Raymond Mbadiffo: « La réforme fiscale de 2012 s’éloigne du Droit OHADA! »

Expert du domaine fiscal, il apporte des précisions sur les modifications de la loi fiscale et en présente quelques insuffisances…

Expert du domaine fiscal, il apporte des précisions sur les modifications de la loi fiscale et en présente quelques insuffisances

Pourriez-vous vous présenter pour ceux de nos lecteurs qui ne vous connaissent pas?
Je suis Raymond Mbadiffo Kouamo, Docteur en Sciences de Gestion. J’enseigne, la comptabilité et la fiscalité, dans plusieurs universités en Afrique centrale et en Afrique de l’Ouest. Par ailleurs je suis consultant pour cabinet OKAPI, spécialisé dans la finance des marchés et installé à Cotonou au Bénin. Avant de m’y installer, j’ai travaillé au Cameroun dans plusieurs entreprises privées et dans des cabinets comptables.

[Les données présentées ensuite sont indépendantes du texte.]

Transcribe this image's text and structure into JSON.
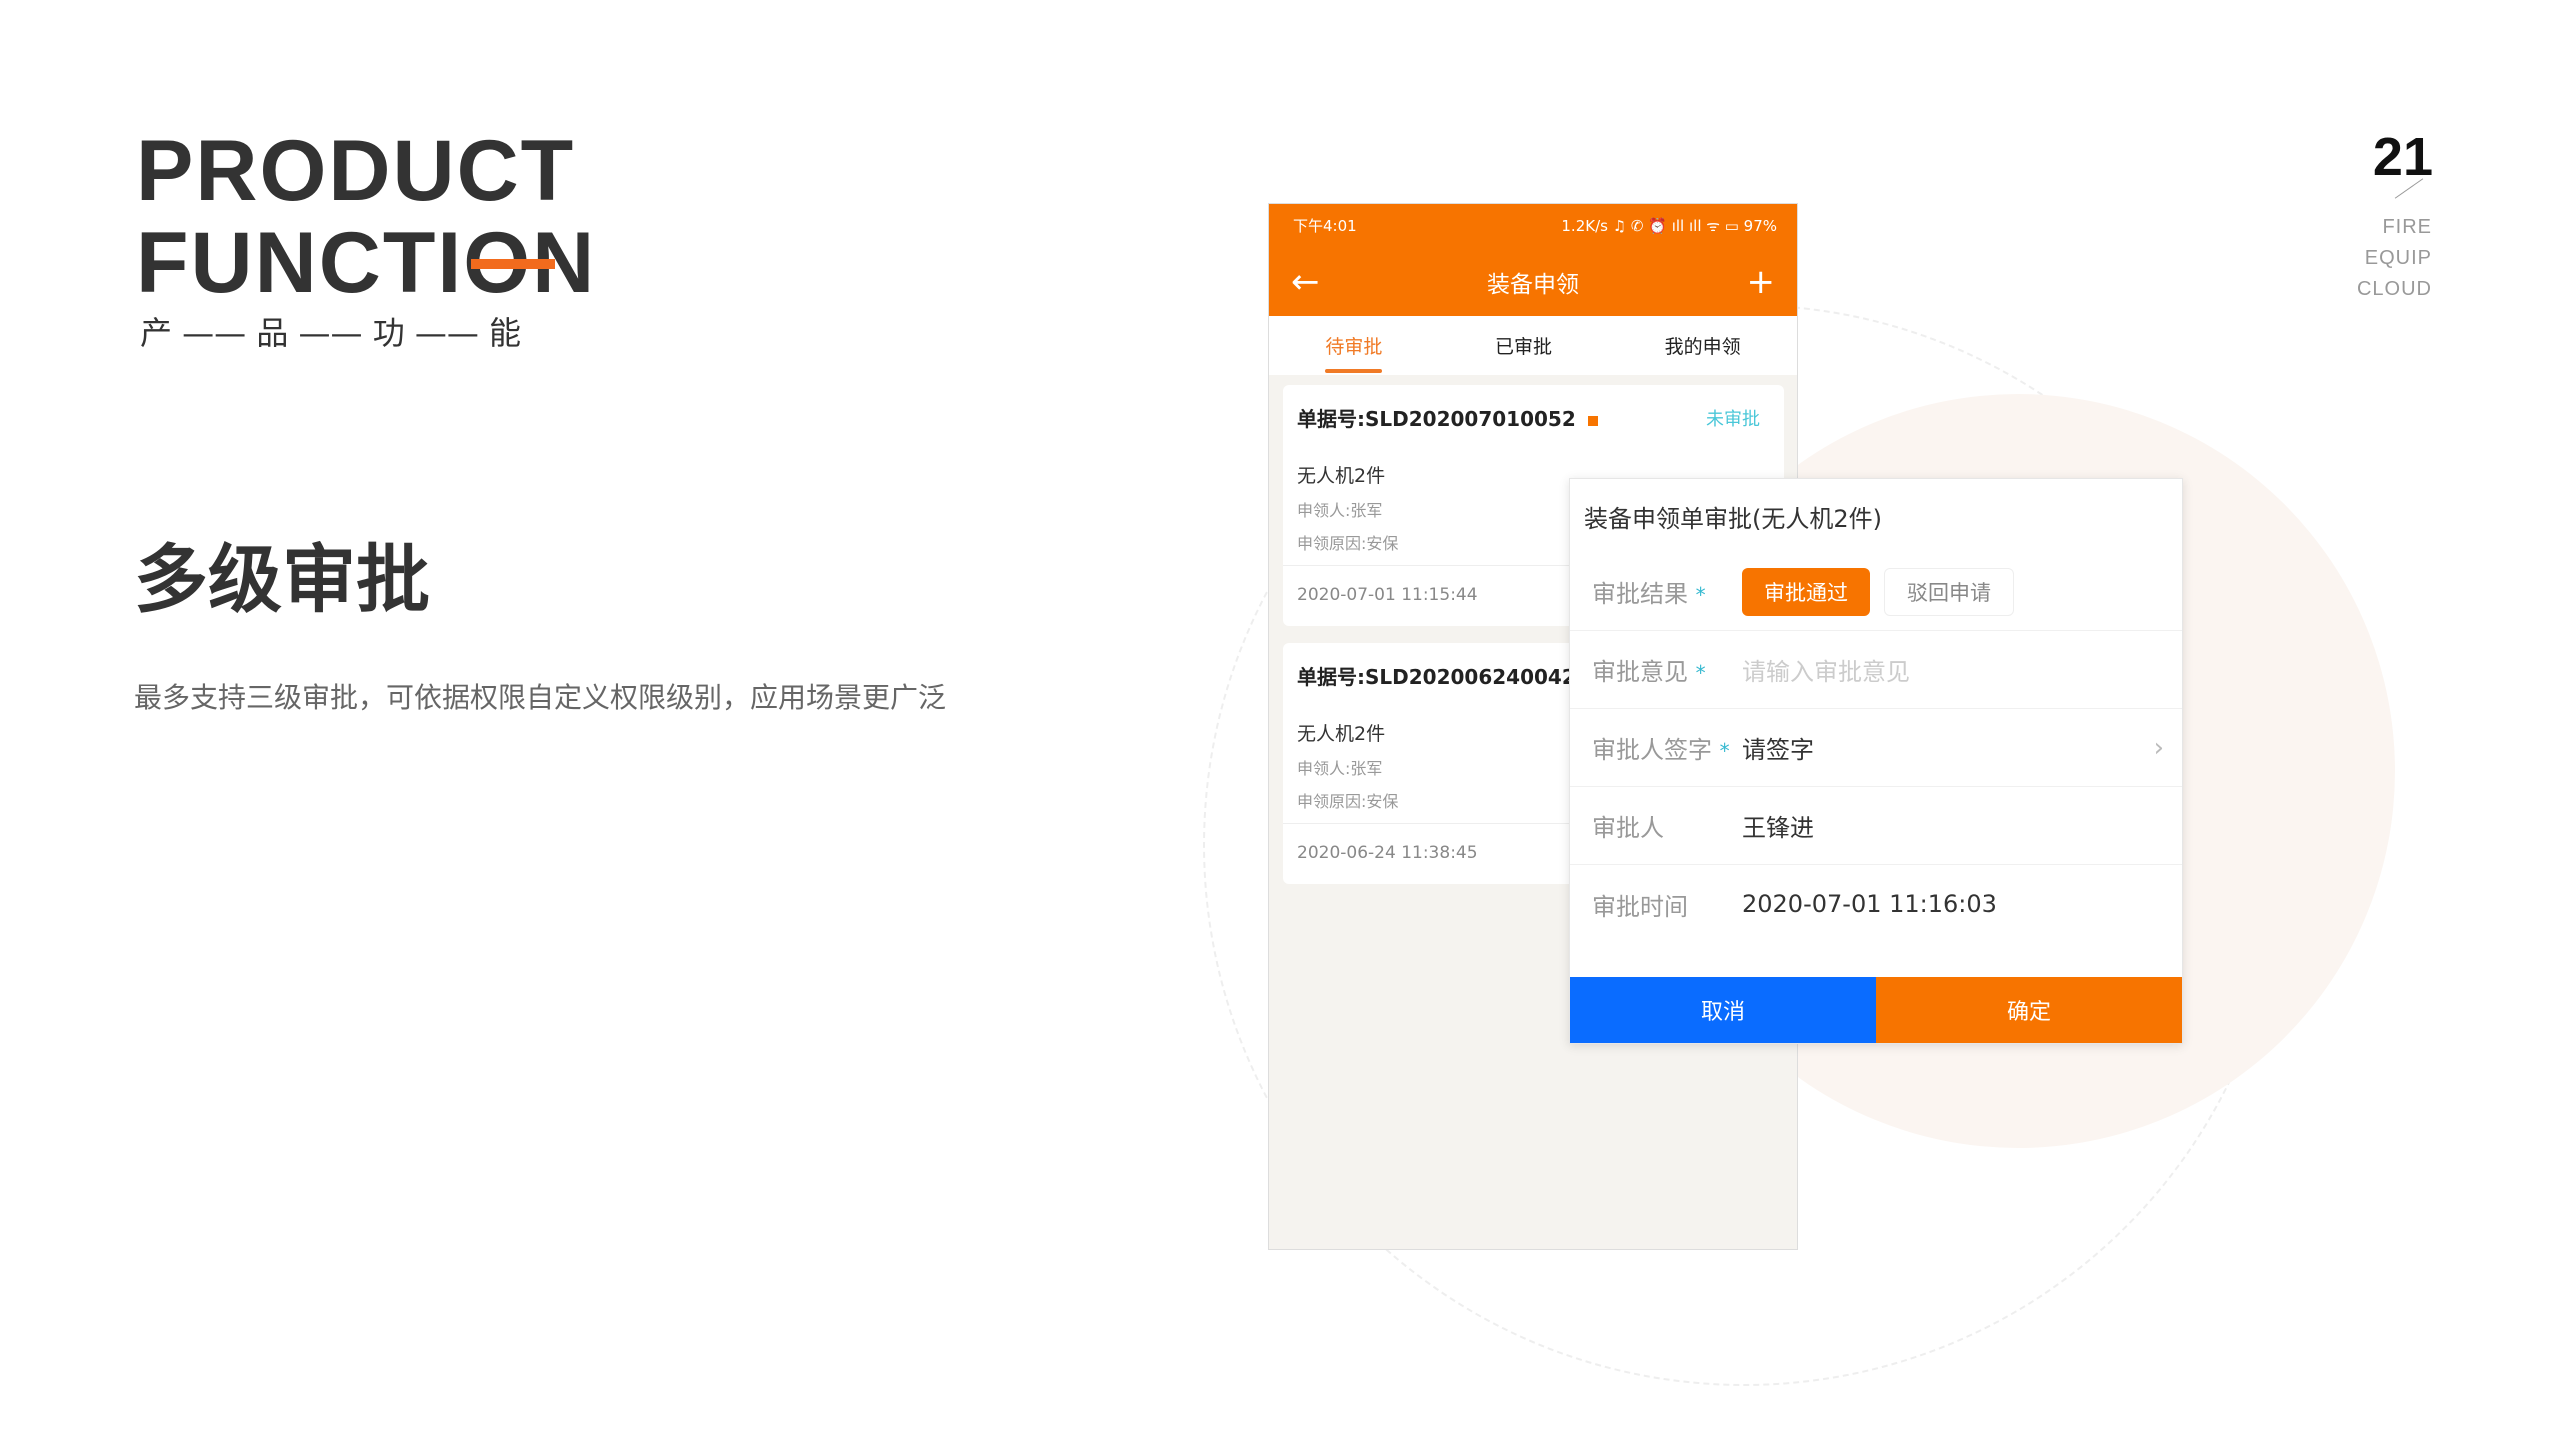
{
  "slide": {
    "title_line1": "PRODUCT",
    "title_line2": "FUNCTION",
    "subtitle": "产 —— 品 —— 功 —— 能",
    "heading": "多级审批",
    "description": "最多支持三级审批，可依据权限自定义权限级别，应用场景更广泛",
    "page_number": "21",
    "brand": [
      "FIRE",
      "EQUIP",
      "CLOUD"
    ],
    "accent_color": "#f26b1d"
  },
  "phone": {
    "status_bar": {
      "time": "下午4:01",
      "right": "1.2K/s ♫ ✆ ⏰ ıll ıll ᯤ ▭ 97%"
    },
    "navbar": {
      "title": "装备申领",
      "back_icon": "arrow-left-icon",
      "add_icon": "plus-icon"
    },
    "tabs": [
      {
        "label": "待审批",
        "active": true
      },
      {
        "label": "已审批"
      },
      {
        "label": "我的申领"
      }
    ],
    "cards": [
      {
        "no": "单据号:SLD202007010052",
        "status": "未审批",
        "item": "无人机2件",
        "applicant": "申领人:张军",
        "reason": "申领原因:安保",
        "datetime": "2020-07-01 11:15:44"
      },
      {
        "no": "单据号:SLD202006240042",
        "status": "",
        "item": "无人机2件",
        "applicant": "申领人:张军",
        "reason": "申领原因:安保",
        "datetime": "2020-06-24 11:38:45"
      }
    ],
    "theme_color": "#f77400"
  },
  "dialog": {
    "title": "装备申领单审批(无人机2件)",
    "result_label": "审批结果",
    "result_options": [
      "审批通过",
      "驳回申请"
    ],
    "result_selected": "审批通过",
    "opinion_label": "审批意见",
    "opinion_placeholder": "请输入审批意见",
    "sign_label": "审批人签字",
    "sign_value": "请签字",
    "approver_label": "审批人",
    "approver_value": "王锋进",
    "time_label": "审批时间",
    "time_value": "2020-07-01 11:16:03",
    "required_mark": "*",
    "cancel": "取消",
    "confirm": "确定",
    "cancel_color": "#0a6cff",
    "confirm_color": "#f77400"
  }
}
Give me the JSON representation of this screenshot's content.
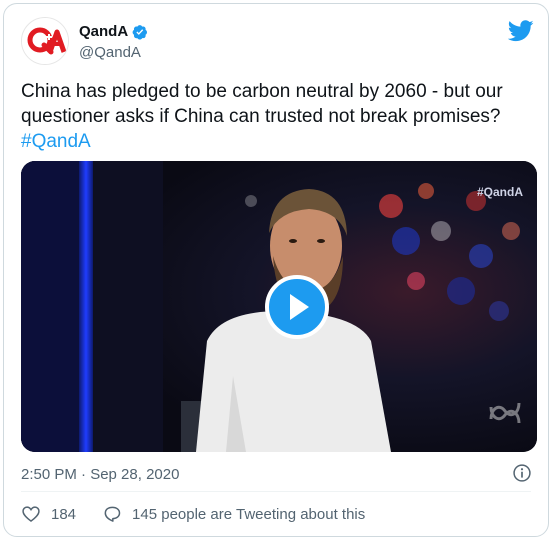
{
  "author": {
    "display_name": "QandA",
    "handle": "@QandA",
    "logo_text": "Q+A",
    "avatar_icon": "qanda-logo",
    "verified_icon": "verified-badge-icon"
  },
  "tweet": {
    "text": "China has pledged to be carbon neutral by 2060 - but our questioner asks if China can trusted not break promises?",
    "hashtag": "#QandA"
  },
  "media": {
    "overlay_tag": "#QandA",
    "play_icon": "play-icon",
    "type": "video"
  },
  "meta": {
    "timestamp": "2:50 PM · Sep 28, 2020",
    "info_icon": "info-icon"
  },
  "actions": {
    "likes": "184",
    "conversation": "145 people are Tweeting about this"
  },
  "colors": {
    "accent": "#1d9bf0",
    "text": "#0f1419",
    "secondary": "#536471",
    "brand_red": "#e11b22"
  }
}
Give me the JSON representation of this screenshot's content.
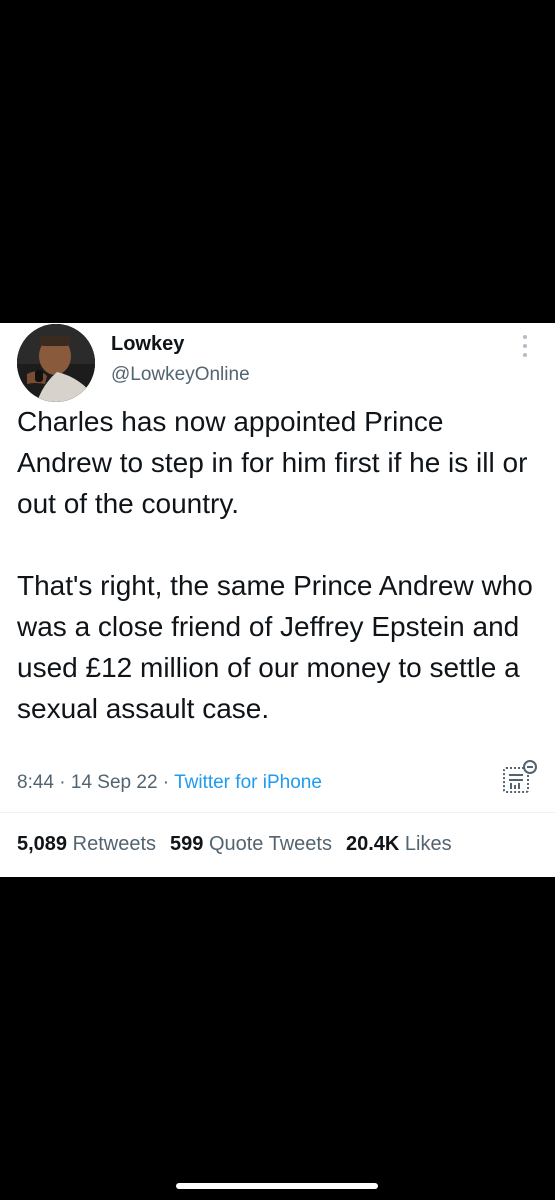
{
  "tweet": {
    "author": {
      "name": "Lowkey",
      "handle": "@LowkeyOnline",
      "avatar_icon": "profile-photo"
    },
    "text": "Charles has now appointed Prince Andrew to step in for him first if he is ill or out of the country.\n\nThat's right, the same Prince Andrew who was a close friend of Jeffrey Epstein and used £12 million of our money to settle a sexual assault case.",
    "time": "8:44",
    "separator": " · ",
    "date": "14 Sep 22",
    "source": "Twitter for iPhone",
    "stats": {
      "retweets_count": "5,089",
      "retweets_label": "Retweets",
      "quotes_count": "599",
      "quotes_label": "Quote Tweets",
      "likes_count": "20.4K",
      "likes_label": "Likes"
    }
  },
  "icons": {
    "more": "more-vertical-icon",
    "analytics": "analytics-icon"
  },
  "colors": {
    "text": "#0f1419",
    "secondary": "#536471",
    "link": "#1d9bf0",
    "background": "#000000",
    "card": "#ffffff"
  }
}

Je suis aussi auteur de quatre ouvrages dans lesquels, j’ai fais des analyses sur la comptabilité et la fiscalité des pays de la zone OHADA. Mon cinquième ouvrage, est encore à l’imprimerie et sera publié avant juin 2012. J’ai par ailleurs initié le site www.investir-afrique.com, pour contribuer à la vulgarisation de la comptabilité des entreprises privées et du droit des affaires OHADA.

Parlons de la réforme de la fiscalité au Cameroun. Vous lui trouver d’emblée deux limites?
Il ressort de l’analyse de la Loi de Finances 2012, des omissions aux articles 149 et C47 du Code Général des Impôts du Cameroun. Cette loi vient consacrer la suppression du régime de base. Elle ramène ainsi à trois, le nombre de régimes d’imposition, en même temps qu’elle fait du chiffre d’affaires le critère dominant de l’assujettissement à ces différents régimes. Les nouveaux régimes sont, celui de l’impôt libératoire, pour les entreprises individuelles, et dont le seuil d’assujettissement a été ramené à moins de 10 millions de chiffre d’affaires, au lieu des 15 millions antérieurement retenus; le régime simplifié, pour les contribuables réalisant un chiffre d’affaires égal ou supérieur à 10 millions et inférieur à 50 millions; et le régime du réel, pour les contribuables dont le chiffre d’affaires est égal ou supérieur à 50 millions.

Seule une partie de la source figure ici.